The latest relaxations by the ministry will allow companies that had booked MTM losses on account of forex loans due to a falling rupee to reverse those losses and show profits, say experts.

These companies now have the option of not showing the losses in their December quarter results (and of revising their earlier, September, quarter results, too. According to Crisil, the eight per cent depreciation of the rupee in the quarter was expected to result in forex losses of Rs 3,500-4,000 crore for 42 large companies in the Nifty.

According to Crisil Research, 42 Nifty companies (other than those in the financial sector) reported forex losses of Rs 4,800 crore in the July-September quarter. This amounted to eight per cent of their total profit before tax of Rs 57,200 crore. Only nine of these 42 had preferred not to show MTM losses on foreign debt. “The foremost reason for these foreign exchange losses is the high level of foreign currency debt, which needs to be reported using the closing exchange rate,” Crisil said.

Till now, if a long-term foreign currency monetary item is related to other than acquisition of a depreciable capital asset, exchange differences thereon should be accumulated in the ‘Foreign currency monetary item translation difference account’ and amortised over the life of the monetary item, but not beyond March 31, 2011. Due to this rule, many companies had reported huge MTM losses in their September quarter numbers (the June quarter had seen no such fall in the rupee). This date has now been extended to March 31, 2020.

This means companies need not immediately recognise gains/losses arising on long-term foreign currency monetary items. “Rather, it gives companies an irrevocable option to be exercised at the transition date or the date when exchange differences on a long-term monetary item arises for the first time,” said Jayesh Desai of chartered accountancy firm JC Desai & Company.

According to this option, companies can choose to recognise and accumulate exchange differences arising on the restatement of such items, directly in the balance sheet. The amount so accumulated in the capital will be transferred to profit or loss over the period of maturity of the item in an appropriate manner.

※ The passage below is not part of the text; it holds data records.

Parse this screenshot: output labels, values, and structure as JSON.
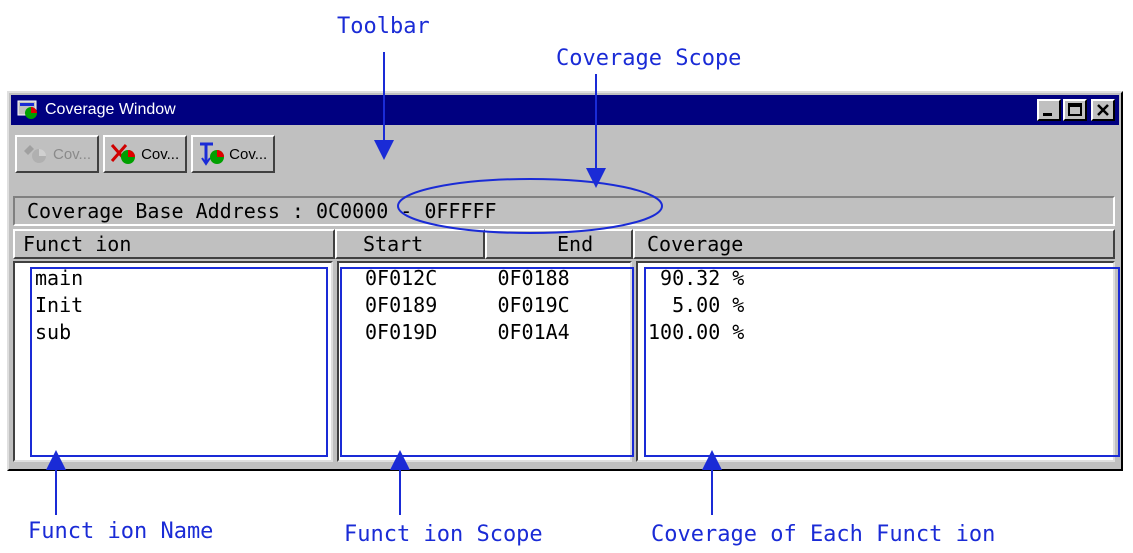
{
  "callouts": {
    "toolbar": "Toolbar",
    "coverage_scope": "Coverage Scope",
    "function_name": "Funct ion Name",
    "function_scope": "Funct ion Scope",
    "coverage_each": "Coverage of Each Funct ion"
  },
  "window": {
    "title": "Coverage Window",
    "minimize_label": "_",
    "maximize_label": "□",
    "close_label": "×"
  },
  "toolbar": [
    {
      "label": "Cov...",
      "icon": "coverage-set-icon",
      "enabled": false
    },
    {
      "label": "Cov...",
      "icon": "coverage-clear-icon",
      "enabled": true
    },
    {
      "label": "Cov...",
      "icon": "coverage-range-icon",
      "enabled": true
    }
  ],
  "scope": {
    "label": "Coverage Base Address : ",
    "range": "0C0000 - 0FFFFF"
  },
  "columns": {
    "function": "Funct ion",
    "start": "Start",
    "end": "End",
    "coverage": "Coverage"
  },
  "rows": [
    {
      "function": "main",
      "start": "0F012C",
      "end": "0F0188",
      "coverage": " 90.32 %"
    },
    {
      "function": "Init",
      "start": "0F0189",
      "end": "0F019C",
      "coverage": "  5.00 %"
    },
    {
      "function": "sub",
      "start": "0F019D",
      "end": "0F01A4",
      "coverage": "100.00 %"
    }
  ],
  "colors": {
    "annotation": "#1a2bd6",
    "titlebar": "#000080",
    "window_face": "#c0c0c0"
  }
}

“Thus, the extension of period up to March 31, 2020, will enable the companies having forex exposure to defer the loss on such transactions till that period,” Desai added.

Firms in the oil refining & marketing, telecom, and steel sectors have high gearing ratios and a one-fourth of the debt of companies in these sectors is foreign currency denominated. More, in case of oil refining & marketing, a significant portion of the inputs, crude oil, is dollar-denominated, which can magnify the impact of foreign exchange losses.